Having Fragile X Syndrome May Protect Against Breast Cancer
Claudia Bagni (VIB/KU Leuven, Belgium, and the University of Rome, Italy) and colleagues have identified the way Fragile X Protein or FMRP contributes to the progression of breast cancer. The researchers demonstrated that FMRP acts as a master switch controlling the levels of several proteins involved in different stages of aggressive breast cancer, including the invasion of cancer cells into blood vessels and the spread of these cancer cells to other tissues forming metastasis. The work is published online in EMBO Molecular Medicine.
The authors identified high levels of FMRP in human breast cancer tissue microarrays and also examined the effects of FMRP levels in a mouse model to study breast cancer. In these mice, high levels of FMRP in primary breast cancer tumors were also linked to the spread of the cancer to the lungs and the development of metastasis. Importantly, reduction of FMRP led to a decrease of metastasis formation and protection against breast cancer in individuals lacking this protein.

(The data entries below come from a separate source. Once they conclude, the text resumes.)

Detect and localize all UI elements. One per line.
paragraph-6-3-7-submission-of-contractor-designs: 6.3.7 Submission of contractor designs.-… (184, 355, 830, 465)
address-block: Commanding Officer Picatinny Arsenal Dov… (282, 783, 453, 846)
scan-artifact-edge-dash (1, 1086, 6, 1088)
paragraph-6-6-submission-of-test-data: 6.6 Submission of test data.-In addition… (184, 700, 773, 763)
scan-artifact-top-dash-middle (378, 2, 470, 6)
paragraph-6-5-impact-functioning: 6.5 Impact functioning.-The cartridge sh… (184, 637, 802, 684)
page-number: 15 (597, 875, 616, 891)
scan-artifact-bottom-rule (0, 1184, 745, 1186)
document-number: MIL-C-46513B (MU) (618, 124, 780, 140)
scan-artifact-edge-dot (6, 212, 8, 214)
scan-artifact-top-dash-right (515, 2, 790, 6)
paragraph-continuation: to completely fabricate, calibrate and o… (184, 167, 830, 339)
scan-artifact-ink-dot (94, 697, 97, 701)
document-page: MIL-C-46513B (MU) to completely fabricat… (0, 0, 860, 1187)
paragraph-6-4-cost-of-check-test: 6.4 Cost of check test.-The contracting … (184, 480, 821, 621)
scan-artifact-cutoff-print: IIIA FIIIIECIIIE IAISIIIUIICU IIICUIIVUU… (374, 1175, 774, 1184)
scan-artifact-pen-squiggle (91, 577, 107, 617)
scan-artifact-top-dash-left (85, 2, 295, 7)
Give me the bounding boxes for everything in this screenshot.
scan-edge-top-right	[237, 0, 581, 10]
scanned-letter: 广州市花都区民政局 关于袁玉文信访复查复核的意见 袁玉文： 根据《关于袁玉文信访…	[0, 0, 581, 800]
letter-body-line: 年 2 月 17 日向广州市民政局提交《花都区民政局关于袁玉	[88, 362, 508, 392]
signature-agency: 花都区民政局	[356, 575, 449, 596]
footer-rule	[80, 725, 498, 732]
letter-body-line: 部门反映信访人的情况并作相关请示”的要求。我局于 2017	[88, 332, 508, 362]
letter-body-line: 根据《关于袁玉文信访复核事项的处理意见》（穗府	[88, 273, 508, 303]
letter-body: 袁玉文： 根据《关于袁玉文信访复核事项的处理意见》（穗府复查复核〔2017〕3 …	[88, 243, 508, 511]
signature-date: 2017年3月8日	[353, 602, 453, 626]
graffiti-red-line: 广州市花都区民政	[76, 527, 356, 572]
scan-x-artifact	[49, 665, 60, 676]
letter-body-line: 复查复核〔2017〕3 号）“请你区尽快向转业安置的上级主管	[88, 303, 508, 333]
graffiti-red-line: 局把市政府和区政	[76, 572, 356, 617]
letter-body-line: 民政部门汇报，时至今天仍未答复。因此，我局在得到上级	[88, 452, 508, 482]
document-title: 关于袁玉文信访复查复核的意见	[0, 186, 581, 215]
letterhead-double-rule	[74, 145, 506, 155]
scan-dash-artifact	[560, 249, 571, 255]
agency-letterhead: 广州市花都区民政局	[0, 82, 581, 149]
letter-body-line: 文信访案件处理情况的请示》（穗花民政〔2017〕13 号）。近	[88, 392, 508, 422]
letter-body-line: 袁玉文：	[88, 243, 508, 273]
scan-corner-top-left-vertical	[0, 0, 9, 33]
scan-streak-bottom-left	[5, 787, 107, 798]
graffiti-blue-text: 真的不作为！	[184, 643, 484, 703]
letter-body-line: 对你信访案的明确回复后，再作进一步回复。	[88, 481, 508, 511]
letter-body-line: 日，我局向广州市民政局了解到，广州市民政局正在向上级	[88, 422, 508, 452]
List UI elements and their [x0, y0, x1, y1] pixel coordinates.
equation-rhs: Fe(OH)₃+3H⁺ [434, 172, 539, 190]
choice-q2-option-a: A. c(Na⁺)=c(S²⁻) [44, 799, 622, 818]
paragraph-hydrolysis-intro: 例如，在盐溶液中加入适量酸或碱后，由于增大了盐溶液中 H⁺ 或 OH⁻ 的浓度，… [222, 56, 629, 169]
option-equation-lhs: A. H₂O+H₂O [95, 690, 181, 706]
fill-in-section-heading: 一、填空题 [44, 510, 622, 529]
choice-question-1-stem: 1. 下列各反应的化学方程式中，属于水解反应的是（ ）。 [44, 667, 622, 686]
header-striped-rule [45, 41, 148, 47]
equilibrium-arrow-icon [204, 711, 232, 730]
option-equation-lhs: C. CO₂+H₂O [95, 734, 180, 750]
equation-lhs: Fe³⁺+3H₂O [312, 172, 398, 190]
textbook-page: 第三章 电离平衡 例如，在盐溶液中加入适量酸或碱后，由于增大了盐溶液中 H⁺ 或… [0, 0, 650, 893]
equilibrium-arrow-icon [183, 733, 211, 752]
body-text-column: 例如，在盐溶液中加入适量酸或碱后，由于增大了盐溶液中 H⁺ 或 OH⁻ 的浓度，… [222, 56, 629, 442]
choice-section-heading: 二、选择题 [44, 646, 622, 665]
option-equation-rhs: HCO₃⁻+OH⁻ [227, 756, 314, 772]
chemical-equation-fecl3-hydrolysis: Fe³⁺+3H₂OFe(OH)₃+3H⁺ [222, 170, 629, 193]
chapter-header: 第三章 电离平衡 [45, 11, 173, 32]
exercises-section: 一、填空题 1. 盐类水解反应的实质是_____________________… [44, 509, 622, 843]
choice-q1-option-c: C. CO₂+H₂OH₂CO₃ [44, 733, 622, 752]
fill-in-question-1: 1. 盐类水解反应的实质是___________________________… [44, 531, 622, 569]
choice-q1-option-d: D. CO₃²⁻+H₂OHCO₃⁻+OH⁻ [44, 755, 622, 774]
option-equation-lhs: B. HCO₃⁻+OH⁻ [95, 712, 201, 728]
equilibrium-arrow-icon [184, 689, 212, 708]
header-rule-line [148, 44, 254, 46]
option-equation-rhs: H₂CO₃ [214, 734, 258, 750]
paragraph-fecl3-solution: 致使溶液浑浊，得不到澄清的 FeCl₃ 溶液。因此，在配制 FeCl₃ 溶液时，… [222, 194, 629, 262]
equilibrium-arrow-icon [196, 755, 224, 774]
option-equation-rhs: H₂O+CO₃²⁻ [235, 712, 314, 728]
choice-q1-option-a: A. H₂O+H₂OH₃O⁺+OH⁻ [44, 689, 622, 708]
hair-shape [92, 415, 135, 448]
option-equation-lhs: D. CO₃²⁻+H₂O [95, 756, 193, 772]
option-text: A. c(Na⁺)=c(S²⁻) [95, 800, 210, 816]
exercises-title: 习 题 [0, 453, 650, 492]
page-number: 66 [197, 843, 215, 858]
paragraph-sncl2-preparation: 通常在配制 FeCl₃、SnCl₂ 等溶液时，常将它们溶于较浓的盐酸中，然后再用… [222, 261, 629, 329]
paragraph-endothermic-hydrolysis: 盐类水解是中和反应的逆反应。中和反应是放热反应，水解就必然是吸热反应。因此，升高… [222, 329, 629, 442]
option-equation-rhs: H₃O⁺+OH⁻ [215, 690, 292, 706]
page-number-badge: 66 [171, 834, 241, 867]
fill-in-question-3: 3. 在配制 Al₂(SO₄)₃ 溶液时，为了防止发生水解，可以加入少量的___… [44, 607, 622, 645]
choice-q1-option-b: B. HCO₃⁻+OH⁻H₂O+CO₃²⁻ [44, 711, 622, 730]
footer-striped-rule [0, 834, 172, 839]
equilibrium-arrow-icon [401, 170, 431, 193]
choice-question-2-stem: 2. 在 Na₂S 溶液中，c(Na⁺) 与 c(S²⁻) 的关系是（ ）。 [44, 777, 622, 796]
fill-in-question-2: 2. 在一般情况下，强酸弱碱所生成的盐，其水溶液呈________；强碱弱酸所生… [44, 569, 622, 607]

“Previous studies indicated that patients with Fragile X Syndrome had a decreased risk of developing cancer but little is known about the molecular events that lead to this beneficial effect. We showed that high levels of the FMRP protein in human breast tissue samples are linked to increased risk of breast cancer and the spread of the disease to other tissues throughout the body,” Claudia Bagni remarked. “Our results suggest that FMRP acts as a master regulator of a large group of mRNAs that are involved in multiple steps of cancer progression.”